In short, creation is like a pair of brand new jeans purchased new with tears and worn knees: it looks old and nearly worn out but it is, in fact, fresh from the (cosmic) clothing rack.
Gosse’s apparent age thesis never won much support for one good reason: it is baldly ad hoc. In other words, the apparent age supposition is offered only to explain away the great age of the earth. Thus, there is no independent reason to adopt the thesis.
The apparent age thesis also faces another common objection: it makes God a deceiver. If you buy a new pair of worn jeans knowing that your friends will assume they are old jeans from the back of your closet, then you are guilty of attempting to deceive your friends. Likewise, if God creates the universe in six days a few thousand years ago knowing that the hundreds of thousands of “annual” ice layers and the photons created in transit will be interpreted as signs of great age, then God likewise is a deceiver.
Is that a good objection? Keeping in mind that the ad hoc objection may already provide sufficient reason to reject the apparent age thesis, should we also reject it on the grounds of an intolerable divine deception?

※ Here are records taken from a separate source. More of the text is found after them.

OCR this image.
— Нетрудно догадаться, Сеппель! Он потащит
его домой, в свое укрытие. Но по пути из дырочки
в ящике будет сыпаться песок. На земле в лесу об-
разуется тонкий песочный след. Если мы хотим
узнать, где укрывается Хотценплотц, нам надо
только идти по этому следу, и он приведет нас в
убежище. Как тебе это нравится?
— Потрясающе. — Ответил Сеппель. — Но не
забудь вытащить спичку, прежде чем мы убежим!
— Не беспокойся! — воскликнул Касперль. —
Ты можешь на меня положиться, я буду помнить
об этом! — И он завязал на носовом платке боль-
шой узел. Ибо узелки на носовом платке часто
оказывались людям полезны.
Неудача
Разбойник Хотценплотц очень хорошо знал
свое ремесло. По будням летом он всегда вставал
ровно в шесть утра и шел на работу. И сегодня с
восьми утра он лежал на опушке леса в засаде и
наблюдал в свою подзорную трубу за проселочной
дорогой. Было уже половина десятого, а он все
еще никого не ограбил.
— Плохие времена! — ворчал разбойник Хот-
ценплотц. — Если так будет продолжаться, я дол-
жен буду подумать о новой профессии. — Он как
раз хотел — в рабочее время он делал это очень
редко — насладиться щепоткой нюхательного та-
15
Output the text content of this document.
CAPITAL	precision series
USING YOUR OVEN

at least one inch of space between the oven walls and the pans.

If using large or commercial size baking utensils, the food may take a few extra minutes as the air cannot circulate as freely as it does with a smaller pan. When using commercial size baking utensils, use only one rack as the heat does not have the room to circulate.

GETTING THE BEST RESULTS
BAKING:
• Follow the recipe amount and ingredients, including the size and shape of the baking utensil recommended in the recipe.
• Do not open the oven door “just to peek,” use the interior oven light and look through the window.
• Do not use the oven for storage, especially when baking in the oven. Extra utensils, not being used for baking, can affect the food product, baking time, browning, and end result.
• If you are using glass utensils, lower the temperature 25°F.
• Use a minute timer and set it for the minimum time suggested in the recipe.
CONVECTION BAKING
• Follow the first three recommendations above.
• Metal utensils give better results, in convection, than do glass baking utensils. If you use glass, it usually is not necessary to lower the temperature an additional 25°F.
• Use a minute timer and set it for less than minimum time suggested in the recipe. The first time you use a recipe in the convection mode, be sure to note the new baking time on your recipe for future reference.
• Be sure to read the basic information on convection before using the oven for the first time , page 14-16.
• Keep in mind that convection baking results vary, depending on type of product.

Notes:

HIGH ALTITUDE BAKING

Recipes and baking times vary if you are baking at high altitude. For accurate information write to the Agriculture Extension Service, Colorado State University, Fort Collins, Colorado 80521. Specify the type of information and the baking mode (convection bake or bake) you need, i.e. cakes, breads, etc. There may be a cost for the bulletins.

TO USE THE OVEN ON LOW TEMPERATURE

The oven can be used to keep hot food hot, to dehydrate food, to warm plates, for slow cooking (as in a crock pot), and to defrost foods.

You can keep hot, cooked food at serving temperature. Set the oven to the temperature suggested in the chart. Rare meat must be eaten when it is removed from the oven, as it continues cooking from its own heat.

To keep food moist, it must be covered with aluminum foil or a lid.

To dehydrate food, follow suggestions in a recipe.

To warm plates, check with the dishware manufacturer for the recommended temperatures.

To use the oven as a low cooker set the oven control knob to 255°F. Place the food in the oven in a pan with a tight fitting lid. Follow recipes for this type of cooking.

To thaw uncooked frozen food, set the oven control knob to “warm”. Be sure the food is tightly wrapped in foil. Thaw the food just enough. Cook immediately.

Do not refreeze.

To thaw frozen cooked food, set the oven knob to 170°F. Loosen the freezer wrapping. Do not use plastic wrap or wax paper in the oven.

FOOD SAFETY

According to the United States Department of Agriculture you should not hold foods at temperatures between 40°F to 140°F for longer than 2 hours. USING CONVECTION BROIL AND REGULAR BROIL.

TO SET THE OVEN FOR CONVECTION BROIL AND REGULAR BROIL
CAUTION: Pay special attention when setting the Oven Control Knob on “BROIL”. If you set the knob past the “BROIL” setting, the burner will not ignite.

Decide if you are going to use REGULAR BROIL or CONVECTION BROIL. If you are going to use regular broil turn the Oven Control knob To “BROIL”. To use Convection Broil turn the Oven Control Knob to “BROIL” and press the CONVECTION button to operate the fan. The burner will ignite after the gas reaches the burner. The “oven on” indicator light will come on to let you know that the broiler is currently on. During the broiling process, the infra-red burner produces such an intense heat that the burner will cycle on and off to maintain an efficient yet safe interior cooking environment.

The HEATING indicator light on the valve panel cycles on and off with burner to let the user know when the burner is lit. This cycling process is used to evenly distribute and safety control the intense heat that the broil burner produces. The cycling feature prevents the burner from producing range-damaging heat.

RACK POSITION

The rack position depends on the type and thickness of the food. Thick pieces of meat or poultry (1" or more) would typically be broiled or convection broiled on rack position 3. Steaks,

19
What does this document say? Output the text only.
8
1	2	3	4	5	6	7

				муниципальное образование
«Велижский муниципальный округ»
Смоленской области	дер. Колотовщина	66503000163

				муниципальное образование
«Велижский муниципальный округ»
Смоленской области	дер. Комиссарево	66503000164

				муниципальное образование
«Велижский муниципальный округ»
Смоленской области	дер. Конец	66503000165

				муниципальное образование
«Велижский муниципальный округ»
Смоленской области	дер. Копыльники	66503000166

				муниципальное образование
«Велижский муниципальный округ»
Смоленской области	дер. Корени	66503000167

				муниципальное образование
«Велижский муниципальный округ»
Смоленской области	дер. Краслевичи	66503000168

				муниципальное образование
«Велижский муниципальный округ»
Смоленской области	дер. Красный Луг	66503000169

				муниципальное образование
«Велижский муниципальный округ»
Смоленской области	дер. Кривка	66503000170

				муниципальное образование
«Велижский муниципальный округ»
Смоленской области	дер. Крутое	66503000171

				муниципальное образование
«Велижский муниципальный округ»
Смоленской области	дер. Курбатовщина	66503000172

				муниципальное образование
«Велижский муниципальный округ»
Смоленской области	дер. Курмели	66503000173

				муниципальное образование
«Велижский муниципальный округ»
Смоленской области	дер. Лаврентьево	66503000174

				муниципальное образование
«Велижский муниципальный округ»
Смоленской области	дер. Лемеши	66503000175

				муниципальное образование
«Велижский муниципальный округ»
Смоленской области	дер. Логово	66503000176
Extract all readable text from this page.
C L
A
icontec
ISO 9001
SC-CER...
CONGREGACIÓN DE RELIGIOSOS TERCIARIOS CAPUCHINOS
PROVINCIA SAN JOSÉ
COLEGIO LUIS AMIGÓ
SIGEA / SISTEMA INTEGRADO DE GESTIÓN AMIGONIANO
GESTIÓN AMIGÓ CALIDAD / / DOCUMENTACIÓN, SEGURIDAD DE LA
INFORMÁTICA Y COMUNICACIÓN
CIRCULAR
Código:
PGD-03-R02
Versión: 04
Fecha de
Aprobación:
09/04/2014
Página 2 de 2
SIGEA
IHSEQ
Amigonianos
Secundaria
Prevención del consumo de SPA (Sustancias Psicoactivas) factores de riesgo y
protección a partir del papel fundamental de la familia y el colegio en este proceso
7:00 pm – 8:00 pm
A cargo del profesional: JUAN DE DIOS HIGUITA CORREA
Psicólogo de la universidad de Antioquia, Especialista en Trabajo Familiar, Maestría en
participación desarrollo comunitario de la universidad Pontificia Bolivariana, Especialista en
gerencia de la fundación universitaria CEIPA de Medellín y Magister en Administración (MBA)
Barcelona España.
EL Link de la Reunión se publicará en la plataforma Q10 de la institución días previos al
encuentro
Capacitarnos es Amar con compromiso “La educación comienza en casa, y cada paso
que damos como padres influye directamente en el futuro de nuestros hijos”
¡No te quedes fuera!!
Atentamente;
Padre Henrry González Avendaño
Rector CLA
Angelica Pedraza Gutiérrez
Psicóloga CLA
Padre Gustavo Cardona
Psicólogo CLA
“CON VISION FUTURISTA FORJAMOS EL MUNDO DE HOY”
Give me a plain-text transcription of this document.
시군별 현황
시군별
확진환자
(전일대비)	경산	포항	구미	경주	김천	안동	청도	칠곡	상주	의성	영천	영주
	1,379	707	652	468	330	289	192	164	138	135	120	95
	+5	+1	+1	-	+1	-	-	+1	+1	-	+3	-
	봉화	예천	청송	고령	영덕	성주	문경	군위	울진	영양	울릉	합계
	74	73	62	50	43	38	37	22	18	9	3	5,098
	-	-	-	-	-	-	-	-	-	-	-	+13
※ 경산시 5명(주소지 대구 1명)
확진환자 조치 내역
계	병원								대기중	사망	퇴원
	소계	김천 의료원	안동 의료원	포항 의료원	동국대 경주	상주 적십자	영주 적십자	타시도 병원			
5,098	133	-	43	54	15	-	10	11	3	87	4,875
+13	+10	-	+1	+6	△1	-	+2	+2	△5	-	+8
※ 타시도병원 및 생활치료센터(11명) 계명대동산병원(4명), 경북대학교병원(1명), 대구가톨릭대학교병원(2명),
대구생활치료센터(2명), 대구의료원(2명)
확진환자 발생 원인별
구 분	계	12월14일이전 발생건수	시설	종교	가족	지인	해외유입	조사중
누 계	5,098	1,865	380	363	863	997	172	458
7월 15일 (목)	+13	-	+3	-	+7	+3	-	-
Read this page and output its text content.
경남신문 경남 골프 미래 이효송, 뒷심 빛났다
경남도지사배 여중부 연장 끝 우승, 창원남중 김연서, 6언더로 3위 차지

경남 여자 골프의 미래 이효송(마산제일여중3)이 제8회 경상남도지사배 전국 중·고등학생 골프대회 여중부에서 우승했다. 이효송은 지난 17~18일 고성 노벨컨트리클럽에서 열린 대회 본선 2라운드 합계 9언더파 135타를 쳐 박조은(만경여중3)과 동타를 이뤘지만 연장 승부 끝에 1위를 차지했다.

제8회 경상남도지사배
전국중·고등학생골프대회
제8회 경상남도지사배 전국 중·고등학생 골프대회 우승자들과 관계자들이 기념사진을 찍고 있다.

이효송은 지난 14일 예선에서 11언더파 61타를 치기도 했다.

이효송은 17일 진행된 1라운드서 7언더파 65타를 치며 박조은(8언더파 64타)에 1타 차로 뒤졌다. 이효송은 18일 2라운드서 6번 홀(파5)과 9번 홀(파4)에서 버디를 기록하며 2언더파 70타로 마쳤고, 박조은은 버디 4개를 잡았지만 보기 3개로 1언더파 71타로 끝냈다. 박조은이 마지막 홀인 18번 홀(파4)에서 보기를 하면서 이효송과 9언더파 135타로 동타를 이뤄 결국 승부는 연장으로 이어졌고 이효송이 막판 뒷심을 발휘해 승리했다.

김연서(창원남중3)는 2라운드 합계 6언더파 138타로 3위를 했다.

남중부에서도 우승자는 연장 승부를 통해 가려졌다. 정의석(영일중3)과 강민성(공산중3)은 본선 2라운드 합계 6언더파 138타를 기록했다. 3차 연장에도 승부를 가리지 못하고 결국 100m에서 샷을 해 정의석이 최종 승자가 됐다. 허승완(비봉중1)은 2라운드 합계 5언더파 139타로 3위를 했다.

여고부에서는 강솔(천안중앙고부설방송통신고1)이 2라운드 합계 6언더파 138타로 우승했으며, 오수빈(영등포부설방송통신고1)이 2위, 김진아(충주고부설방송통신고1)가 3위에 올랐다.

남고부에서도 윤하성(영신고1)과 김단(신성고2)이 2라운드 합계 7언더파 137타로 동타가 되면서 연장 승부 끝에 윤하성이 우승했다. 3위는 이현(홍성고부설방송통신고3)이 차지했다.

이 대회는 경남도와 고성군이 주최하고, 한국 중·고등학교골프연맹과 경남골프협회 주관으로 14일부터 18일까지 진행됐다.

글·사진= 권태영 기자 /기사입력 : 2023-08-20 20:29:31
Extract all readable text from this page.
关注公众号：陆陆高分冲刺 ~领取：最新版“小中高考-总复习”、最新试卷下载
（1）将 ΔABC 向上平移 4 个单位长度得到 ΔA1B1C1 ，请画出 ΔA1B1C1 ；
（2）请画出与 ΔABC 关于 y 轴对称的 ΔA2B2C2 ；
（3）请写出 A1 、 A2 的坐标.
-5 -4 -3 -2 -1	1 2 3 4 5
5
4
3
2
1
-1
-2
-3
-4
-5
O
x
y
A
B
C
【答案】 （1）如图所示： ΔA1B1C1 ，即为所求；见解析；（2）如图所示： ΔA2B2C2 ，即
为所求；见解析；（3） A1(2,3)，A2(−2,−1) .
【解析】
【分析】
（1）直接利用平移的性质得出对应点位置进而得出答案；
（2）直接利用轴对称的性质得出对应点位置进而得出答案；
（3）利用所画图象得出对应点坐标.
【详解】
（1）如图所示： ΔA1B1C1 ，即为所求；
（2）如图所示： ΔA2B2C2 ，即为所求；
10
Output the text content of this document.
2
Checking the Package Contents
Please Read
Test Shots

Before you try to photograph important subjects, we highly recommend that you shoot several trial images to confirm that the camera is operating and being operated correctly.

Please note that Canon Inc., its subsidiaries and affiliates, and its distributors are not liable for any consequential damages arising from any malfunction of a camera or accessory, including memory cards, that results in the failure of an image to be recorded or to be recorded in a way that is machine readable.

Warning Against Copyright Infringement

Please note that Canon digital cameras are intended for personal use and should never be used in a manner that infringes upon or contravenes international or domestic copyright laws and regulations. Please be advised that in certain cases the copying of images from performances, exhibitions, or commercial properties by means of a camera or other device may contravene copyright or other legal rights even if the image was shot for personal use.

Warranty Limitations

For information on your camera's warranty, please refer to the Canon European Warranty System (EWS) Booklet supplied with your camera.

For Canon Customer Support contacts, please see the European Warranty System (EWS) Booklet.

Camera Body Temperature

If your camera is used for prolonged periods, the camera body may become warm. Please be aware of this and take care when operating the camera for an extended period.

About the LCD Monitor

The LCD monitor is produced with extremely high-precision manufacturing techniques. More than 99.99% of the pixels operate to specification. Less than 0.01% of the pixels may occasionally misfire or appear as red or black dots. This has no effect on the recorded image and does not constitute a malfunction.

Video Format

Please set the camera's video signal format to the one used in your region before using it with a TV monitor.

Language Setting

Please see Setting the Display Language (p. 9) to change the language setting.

It seems to me that the issue is more complicated than that. Consider, for example, that countless numbers of people throughout history believed that the earth was a flat surface rather than a globe. And it isn’t hard to see why: the earth certainly seems to be flat from the perspective of most folk. Granted, the person watching a tall-masted ship sailing into the distance may notice the hull disappearing before the crow’s nest, but as far as cues of the earth’s sphericity go, that’s pretty subtle. It is hardly surprising that countless perfectly reasonable people concluded that the earth was flat.
And of course, that’s just the tip of the proverbial iceberg. What about the fact that the solid oak desk in your study is composed of vibrating packets of energy in empty space? And you thought it was “solid oak”! Shows how much you know, eh?
And what about the fact that colors are not in the things we perceive but rather are only in our minds? That firetruck isn’t “red”, for example. Rather, the fire truck has the dispositional property that produces a quale in my mind when I see it and I call that experience “red”. But there are no colors, as such, in nature. There are only dispositional properties to produce particular types of subjective experiences in conscious perceivers.
We could go on enumerating such examples of nature misleading us.
Suffice it to say, however, that it would be grossly overreaching to conclude that God was thereby deceiving people by creating the world with the actual characteristics that we have discovered it to have. Mutatis mutandis, it could well be that the universe appears to be old when, in fact, it is not so at all. It hardly follows that God would thereby be deceiving us.
To be sure, it might still be the case that God is deceiving us. That would depend on the divine intent in creating the world as God created it. But we can at least conclude that even if God created a young universe with the appearance of great age, it does not follow that God’s action was thereby deceptive.